DAOS relies on massively distributed single-ported storage. Each target is thus effectively a single point of failure. DAOS achieves availability and durability of both data and metadata by providing redundancy across targets in different fault domains. DAOS internal pool and container metadata are replicated via a robust consensus algorithm. DAOS objects are then safely replicated or erasure-coded by transparently leveraging the DAOS distributed transaction mechanisms internally. The purpose of this section is to provide details on how DAOS achieves fault tolerance and guarantees object resilience.

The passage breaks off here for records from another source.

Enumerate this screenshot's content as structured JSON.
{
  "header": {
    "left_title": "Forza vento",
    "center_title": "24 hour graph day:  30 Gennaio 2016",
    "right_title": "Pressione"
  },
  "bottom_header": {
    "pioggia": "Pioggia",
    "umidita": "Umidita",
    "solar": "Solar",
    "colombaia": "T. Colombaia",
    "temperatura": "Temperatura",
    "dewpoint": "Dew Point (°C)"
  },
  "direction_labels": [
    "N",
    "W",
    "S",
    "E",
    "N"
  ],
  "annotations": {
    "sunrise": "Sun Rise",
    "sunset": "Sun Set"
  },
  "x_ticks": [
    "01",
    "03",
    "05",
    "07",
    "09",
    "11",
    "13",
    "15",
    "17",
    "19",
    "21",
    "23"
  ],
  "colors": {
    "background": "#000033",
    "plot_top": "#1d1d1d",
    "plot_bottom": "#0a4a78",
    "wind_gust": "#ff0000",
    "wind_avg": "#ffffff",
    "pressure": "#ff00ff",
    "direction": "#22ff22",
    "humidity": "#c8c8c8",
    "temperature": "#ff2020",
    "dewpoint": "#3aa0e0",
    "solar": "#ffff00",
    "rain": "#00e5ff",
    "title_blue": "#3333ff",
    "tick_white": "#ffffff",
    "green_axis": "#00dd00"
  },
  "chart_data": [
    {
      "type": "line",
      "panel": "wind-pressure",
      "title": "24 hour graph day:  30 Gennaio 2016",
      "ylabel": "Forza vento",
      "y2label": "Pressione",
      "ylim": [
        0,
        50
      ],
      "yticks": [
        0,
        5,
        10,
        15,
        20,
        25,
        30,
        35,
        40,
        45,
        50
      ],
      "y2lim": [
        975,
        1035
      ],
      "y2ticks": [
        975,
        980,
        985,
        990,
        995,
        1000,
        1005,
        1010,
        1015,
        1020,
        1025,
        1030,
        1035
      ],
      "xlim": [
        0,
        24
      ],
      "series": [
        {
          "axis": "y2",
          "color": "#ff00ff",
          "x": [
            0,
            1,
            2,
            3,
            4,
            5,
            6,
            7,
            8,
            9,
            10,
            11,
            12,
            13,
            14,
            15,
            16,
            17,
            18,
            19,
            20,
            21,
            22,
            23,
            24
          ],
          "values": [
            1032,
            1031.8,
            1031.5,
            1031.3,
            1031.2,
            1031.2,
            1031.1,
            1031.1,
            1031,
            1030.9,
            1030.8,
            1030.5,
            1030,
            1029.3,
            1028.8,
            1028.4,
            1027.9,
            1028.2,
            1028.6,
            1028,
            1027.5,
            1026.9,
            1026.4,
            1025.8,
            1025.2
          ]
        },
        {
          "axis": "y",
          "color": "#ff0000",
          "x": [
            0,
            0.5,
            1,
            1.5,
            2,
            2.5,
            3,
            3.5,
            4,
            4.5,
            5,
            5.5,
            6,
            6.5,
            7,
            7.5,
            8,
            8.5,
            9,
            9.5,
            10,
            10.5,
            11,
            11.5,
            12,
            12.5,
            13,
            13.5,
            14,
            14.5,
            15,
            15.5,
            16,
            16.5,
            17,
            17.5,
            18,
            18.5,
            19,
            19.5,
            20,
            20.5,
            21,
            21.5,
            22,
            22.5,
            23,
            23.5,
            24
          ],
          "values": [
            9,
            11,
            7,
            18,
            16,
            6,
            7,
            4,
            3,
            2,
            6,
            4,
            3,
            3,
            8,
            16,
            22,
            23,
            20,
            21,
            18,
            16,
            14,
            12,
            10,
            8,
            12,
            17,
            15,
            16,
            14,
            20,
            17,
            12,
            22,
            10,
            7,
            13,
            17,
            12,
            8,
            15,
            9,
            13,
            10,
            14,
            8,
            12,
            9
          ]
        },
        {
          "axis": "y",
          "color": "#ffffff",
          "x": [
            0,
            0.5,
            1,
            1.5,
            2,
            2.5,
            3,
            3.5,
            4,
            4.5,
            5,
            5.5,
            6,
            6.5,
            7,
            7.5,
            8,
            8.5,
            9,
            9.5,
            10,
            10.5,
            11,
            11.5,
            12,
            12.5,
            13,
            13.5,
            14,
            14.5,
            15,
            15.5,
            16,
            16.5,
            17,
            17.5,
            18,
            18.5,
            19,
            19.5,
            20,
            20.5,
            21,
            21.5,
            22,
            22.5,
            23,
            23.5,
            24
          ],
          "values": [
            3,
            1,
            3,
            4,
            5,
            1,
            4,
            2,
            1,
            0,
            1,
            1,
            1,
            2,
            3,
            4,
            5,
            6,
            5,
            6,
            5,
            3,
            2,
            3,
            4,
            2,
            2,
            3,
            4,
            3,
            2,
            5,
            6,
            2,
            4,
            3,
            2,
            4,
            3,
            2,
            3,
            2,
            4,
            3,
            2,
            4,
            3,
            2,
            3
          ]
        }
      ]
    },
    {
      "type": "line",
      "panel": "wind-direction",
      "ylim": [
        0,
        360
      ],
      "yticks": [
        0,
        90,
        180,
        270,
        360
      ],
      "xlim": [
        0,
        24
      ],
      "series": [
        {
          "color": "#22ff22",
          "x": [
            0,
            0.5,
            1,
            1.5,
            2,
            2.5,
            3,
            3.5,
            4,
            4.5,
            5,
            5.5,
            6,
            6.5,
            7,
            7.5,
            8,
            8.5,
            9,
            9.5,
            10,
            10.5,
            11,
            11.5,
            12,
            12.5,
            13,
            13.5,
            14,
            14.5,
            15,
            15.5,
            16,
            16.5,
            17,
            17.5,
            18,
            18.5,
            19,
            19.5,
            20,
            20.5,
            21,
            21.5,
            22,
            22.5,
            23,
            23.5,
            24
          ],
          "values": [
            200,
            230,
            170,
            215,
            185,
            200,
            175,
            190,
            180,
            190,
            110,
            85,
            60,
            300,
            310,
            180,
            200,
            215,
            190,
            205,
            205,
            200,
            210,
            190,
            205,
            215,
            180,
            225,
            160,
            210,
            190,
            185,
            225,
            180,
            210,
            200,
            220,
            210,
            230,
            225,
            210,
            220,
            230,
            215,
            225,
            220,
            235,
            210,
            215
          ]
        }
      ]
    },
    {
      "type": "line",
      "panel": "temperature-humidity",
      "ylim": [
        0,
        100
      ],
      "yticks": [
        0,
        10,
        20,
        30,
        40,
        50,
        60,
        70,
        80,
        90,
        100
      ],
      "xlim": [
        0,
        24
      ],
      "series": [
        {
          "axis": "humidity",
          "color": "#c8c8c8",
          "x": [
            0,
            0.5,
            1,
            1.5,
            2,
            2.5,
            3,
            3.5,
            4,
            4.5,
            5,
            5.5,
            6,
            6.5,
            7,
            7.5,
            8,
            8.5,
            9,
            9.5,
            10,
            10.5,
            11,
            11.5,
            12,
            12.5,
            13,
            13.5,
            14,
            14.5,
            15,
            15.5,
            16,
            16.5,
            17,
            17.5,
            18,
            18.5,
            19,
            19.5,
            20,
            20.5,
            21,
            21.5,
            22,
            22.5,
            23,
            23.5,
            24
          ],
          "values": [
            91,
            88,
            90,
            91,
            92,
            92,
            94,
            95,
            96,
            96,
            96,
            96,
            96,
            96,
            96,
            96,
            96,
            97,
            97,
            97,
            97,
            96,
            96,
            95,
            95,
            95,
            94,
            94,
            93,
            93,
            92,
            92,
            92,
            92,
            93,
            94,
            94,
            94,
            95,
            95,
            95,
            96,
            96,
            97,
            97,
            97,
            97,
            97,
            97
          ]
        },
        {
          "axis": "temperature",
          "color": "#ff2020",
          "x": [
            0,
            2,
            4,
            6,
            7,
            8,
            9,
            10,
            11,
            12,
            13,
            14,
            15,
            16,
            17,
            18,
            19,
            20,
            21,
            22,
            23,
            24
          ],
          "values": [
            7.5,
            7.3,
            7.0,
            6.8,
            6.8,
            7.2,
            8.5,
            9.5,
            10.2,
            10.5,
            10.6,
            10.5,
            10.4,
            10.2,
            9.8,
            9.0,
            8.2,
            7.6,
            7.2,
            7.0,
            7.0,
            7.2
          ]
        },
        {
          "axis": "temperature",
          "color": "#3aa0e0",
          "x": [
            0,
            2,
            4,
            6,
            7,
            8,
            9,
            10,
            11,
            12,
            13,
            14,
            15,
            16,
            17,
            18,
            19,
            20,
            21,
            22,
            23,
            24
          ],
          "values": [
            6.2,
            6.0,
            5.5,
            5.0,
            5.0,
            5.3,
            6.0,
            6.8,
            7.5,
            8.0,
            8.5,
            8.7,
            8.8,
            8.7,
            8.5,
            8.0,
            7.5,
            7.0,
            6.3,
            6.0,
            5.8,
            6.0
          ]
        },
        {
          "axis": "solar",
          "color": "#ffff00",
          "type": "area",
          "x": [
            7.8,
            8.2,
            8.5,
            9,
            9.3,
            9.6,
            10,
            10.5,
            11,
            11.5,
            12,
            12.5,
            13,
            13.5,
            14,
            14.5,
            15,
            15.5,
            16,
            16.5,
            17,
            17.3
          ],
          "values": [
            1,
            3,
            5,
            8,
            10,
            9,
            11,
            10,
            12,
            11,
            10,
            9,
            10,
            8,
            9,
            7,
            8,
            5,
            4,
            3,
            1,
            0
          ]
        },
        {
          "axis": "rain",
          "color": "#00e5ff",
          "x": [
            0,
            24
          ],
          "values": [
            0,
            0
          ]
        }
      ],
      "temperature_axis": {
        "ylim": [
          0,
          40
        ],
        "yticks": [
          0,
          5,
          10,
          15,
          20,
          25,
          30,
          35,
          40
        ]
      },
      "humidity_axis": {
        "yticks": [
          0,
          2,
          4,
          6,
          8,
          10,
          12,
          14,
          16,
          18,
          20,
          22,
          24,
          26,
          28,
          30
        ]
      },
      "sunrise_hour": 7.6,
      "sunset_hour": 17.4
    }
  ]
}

Hierarchical Fault Domains¶
A fault domain is a set of servers sharing the same point of failure and which are thus likely to fail altogether. DAOS assumes that fault domains are hierarchical and do not overlap. The actual hierarchy and fault domain membership must be supplied by an external database used by DAOS to generate the pool map.
Pool metadata are replicated on several nodes from different high-level fault domains for high availability, whereas object data can be replicated or erasure-coded over a variable number of fault domains depending on the selected object class.
DAOS engines are monitored within a DAOS system through a gossip-based protocol called SWIM that provides accurate, efficient, and scalable fault detection. Storage attached to each DAOS target is monitored through periodic local health assessment. Whenever a local storage I/O error is returned to the DAOS server, an internal health check procedure will be called automatically. This procedure will make an overall health assessment by analyzing the IO error code and device SMART/Health data. If the result is negative, the target will be marked as faulty, and further I/Os to this target will be rejected and re-routed.
Once detected, the faulty target or engine (effectively a set of targets) must be excluded from the pool map. This process is triggered either manually by the administrator or automatically. Upon exclusion, the new version of the pool map is eagerly pushed to all storage targets. At this point, the pool enters a degraded mode that might require extra processing on access (e.g. reconstructing data out of erasure code). Consequently, DAOS client and storage nodes retry an RPC until they find an alternative replacement target from the new pool map or experiences an RPC timeout. At this point, all outstanding communications with the evicted target are aborted, and no further messages should be sent to the target until it is explicitly reintegrated (possibly only after maintenance action).
All storage targets are promptly notified of pool map changes by the pool service. This is not the case for client nodes, which are lazily informed of pool map invalidation each time they communicate with any engines. To do so, clients pack in every RPC their current pool map version. Servers reply not only with the current pool map version. Consequently, when a DAOS client experiences RPC timeout, it regularly communicates with the other DAOS target to guarantee that its pool map is always current. Clients will then eventually be informed of the target exclusion and enter into degraded mode.
This mechanism guarantees global node eviction and that all nodes eventually share the same view of target aliveness.
Upon exclusion from the pool map, each target starts the rebuild process automatically to restore data redundancy. First, each target creates a list of local objects impacted by the target exclusion. This is done by scanning a local object table maintained by the underlying storage layer. Then for each impacted object, the location of the new object shard is determined and redundancy of the object restored for the whole history (i.e., snapshots). Once all impacted objects have been rebuilt, the pool map is updated a second time to report the target as failed out. This marks the end of collective rebuild process and the exit from degraded mode for this particular fault. At this point, the pool has fully recovered from the fault and client nodes can now read from the rebuilt object shards.
This rebuild process is executed online while applications continue accessing and updating objects.